THE GEORGIAN LANGUAGE
According to the study, Georgian is a strong FTR language. Does this explain the abysmal saving rate of Georgians and the alleged lack of “safety thinking” that was discussed on the ISET Economist blog two years ago?
Georgian is a very special language. The Kartvelian language family has a grammatical structure that differs significantly from those of the Indo-European, Semitic, and Asian languages. The distinct features of the Georgian language might be reflected in the national character of Georgians. As this topic has not been picked up yet by psycholinguists and behavioral economists, let us engage in some free speculations.
Georgians distinguish between elder and younger persons by addressing them “შენ” (you) “თქვენ”(you). Perhaps, this formal expression of respect (or juvenility) creates subconscious borders. Intuitively, it induces a hierarchy among people that would not be there without the language. Whether that makes cooperation easier or more difficult is unclear though. In some teams and organizations with a flat hierarchy structure, the Georgian language may create artificial obstacles reducing the effectiveness of the group. In other settings, however, hierarchy may be useful. Languages like Japanese and Korean (the latter has 18 different forms for addressing different people) may enable their speakers to more easily integrate into given structures and execute tasks more reliably.
In another blog post, published about half a year ago by Norberto Pignatti and myself, we analyze the gender pay gap in Georgia. Some of those who commented on the article started a fierce discussion on whether our analysis was right or not, and some claimed that the gender pay gap was not related to discrimination in any way. In support of this viewpoint, they did not refer to the Georgian language, which they could have done, because Georgian may indeed be less “sexist” than other languages.
Georgian does not have a grammatical gender and not even 3rd person pronouns. Georgian personal and demonstrative pronouns yield only deictic (contextual) and number information, yet they do not indicate the gender of the person referred to. Intuition suggests that this should reduce the discriminatory potential of the Georgian language.
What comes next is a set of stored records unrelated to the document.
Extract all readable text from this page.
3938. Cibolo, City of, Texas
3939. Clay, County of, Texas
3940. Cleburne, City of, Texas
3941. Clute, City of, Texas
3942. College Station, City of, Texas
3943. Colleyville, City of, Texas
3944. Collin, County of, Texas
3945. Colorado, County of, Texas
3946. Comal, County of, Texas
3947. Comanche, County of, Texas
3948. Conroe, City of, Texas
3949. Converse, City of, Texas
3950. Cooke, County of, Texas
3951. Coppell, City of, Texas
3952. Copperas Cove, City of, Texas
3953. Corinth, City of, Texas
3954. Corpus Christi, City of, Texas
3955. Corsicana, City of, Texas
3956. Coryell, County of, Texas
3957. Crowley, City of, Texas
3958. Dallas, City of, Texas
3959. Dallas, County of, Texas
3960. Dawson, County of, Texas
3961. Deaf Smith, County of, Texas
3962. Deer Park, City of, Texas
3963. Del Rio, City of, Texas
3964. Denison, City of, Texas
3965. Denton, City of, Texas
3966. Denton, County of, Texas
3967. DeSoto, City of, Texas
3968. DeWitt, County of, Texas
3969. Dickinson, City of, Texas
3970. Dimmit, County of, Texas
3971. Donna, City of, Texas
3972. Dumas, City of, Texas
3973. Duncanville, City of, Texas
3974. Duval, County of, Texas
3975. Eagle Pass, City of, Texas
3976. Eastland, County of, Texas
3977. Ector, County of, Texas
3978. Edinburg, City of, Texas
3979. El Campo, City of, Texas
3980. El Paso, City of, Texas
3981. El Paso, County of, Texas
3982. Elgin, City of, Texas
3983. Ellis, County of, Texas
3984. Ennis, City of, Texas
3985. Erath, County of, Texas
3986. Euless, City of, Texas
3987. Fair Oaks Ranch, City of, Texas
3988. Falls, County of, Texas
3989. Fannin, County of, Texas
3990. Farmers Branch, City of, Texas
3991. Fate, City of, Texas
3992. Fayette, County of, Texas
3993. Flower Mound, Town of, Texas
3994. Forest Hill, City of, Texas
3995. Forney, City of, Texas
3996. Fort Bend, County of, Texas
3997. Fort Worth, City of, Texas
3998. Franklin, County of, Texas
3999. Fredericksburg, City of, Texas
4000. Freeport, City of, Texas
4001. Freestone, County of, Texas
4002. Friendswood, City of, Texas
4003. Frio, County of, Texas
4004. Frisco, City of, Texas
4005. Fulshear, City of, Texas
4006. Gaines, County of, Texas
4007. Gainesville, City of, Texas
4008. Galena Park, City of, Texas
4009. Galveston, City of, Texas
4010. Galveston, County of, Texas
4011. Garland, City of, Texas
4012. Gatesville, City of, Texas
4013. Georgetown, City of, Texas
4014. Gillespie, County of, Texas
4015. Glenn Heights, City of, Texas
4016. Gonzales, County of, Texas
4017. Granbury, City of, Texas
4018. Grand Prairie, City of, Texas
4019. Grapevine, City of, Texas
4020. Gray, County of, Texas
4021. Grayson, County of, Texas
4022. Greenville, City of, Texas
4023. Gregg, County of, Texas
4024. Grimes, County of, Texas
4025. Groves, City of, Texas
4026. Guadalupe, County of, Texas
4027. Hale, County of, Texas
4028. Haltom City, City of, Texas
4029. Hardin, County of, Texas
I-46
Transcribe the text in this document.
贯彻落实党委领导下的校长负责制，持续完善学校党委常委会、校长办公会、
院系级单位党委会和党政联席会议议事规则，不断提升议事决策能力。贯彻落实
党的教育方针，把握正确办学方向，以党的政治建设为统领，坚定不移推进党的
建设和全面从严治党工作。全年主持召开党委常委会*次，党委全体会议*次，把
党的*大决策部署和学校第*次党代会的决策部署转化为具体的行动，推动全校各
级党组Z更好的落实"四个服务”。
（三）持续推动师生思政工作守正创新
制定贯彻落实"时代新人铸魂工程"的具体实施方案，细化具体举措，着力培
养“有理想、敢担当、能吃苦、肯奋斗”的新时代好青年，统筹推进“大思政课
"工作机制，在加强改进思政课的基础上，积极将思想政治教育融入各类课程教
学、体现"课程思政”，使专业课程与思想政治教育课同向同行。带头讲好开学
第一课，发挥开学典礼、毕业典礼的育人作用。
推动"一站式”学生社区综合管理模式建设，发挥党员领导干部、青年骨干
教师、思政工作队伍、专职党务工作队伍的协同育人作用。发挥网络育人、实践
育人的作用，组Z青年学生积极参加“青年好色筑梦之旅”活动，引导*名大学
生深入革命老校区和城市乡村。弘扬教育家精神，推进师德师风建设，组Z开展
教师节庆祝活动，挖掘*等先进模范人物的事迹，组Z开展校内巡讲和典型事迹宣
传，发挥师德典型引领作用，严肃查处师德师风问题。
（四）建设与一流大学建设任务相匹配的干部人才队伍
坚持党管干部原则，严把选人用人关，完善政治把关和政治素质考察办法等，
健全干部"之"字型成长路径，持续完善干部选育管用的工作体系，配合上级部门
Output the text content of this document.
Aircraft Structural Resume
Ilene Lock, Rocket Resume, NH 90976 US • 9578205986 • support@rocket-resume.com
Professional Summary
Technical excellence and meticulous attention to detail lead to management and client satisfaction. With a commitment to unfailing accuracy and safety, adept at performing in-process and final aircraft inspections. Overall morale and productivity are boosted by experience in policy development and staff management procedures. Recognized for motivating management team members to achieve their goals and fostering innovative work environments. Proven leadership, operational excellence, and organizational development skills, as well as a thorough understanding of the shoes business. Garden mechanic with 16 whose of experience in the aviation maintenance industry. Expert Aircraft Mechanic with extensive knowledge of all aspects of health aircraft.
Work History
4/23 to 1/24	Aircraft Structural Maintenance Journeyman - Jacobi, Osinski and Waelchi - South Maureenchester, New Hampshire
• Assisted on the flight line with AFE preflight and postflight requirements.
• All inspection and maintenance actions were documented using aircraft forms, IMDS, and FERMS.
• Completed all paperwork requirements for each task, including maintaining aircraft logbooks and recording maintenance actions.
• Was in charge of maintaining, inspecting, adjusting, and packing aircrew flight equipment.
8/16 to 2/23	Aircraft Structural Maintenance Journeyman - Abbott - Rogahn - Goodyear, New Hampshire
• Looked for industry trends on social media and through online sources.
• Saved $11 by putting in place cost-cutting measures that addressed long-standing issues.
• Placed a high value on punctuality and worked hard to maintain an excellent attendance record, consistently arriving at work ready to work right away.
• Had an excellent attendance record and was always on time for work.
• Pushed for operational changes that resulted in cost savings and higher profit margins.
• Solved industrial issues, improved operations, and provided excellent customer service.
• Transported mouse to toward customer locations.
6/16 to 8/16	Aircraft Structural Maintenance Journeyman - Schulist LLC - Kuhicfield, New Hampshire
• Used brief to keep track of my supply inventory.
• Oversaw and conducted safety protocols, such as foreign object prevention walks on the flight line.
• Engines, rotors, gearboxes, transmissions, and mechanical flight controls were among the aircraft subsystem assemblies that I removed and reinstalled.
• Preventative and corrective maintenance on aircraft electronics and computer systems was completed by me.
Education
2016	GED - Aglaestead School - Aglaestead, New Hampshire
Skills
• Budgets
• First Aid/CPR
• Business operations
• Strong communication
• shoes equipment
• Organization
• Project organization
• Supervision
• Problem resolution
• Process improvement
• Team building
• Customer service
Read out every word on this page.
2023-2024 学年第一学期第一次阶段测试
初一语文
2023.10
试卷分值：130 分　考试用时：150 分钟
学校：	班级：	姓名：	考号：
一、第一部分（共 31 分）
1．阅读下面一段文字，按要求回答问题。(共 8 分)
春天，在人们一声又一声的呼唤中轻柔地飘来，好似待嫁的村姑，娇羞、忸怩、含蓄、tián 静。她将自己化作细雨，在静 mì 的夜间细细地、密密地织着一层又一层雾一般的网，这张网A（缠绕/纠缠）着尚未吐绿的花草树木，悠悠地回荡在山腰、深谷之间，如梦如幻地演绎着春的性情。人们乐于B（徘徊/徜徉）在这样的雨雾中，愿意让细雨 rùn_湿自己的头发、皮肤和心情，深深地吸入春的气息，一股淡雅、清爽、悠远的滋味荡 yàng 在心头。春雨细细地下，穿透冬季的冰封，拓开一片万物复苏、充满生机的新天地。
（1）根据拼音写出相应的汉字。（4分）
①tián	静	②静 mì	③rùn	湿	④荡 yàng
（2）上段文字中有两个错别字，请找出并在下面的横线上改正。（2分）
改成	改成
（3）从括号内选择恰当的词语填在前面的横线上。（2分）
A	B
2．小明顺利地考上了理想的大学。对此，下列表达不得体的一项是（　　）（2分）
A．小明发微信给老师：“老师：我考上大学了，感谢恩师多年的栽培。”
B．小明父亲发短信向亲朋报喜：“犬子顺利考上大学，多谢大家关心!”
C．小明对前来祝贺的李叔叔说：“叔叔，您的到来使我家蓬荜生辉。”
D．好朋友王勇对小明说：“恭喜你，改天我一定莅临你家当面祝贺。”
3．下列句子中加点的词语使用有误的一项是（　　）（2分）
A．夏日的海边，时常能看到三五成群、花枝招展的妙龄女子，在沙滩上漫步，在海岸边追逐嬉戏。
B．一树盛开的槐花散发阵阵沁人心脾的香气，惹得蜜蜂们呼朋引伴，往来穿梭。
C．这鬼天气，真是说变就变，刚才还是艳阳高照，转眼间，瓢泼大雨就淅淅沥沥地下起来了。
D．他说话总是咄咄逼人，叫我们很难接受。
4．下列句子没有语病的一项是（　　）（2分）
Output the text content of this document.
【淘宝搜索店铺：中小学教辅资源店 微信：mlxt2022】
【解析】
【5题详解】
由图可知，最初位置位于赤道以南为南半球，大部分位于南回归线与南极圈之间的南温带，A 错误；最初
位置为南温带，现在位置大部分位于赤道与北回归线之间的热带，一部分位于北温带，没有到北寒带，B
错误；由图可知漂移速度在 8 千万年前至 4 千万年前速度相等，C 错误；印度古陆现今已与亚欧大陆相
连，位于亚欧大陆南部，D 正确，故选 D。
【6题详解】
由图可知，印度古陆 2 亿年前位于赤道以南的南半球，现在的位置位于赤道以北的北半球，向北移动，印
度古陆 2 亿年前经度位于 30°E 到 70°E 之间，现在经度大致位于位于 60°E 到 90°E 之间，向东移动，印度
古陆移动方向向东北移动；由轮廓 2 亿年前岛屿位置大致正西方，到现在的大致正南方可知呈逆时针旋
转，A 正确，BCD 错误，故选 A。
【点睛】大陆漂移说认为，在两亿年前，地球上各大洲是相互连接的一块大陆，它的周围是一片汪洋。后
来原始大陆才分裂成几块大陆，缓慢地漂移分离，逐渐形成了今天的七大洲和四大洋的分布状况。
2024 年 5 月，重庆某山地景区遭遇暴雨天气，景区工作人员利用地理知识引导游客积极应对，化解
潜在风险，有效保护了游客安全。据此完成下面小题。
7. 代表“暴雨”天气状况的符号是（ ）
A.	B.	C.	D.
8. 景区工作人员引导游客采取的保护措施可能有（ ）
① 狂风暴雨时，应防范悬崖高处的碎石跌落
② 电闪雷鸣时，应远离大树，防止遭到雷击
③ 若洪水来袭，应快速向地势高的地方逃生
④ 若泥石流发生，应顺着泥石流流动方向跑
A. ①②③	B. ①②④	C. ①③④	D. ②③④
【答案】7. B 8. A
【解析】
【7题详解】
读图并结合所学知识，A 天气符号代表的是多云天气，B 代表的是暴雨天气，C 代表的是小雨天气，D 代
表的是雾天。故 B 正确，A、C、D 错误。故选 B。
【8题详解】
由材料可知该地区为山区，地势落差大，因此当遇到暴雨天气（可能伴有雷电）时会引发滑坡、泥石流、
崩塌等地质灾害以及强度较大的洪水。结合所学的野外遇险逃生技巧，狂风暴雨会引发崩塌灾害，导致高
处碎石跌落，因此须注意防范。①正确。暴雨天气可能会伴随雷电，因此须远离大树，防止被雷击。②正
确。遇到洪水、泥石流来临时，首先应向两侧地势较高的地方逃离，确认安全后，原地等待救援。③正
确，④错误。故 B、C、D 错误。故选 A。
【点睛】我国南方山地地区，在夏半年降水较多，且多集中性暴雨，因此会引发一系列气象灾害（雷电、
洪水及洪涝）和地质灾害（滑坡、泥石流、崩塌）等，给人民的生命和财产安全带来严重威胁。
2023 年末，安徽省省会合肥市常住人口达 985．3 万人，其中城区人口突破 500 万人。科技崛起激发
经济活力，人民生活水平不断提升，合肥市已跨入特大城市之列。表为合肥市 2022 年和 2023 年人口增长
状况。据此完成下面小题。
In their language, Georgians remove any difference between men and women, they are all the same.
Other languages, like German, attribute a gender to each and every object. A table is male, while a curtain is female. The floor is male and the wall is female. The psychologist Thomas Jacobsen has found that these grammatical genders have an influence on how Germans perceive different objects (“Effects of Grammatical Gender on Picture and Word Naming: Evidence from German”, Journal of Psycholinguistic Research, 28 (1999): 499-514). Lacking grammatical gender, there can be no such thing in Georgian.
Moreover, in German the word “man” often has the meaning of “somebody” (even if that person is female). To avoid this sexism, politically correct people in Germany do not say “man” anymore, but replace it by “human”. The Georgian language does not have this problem: even the staunchest Georgian sexist has no choice but to use politically correct language.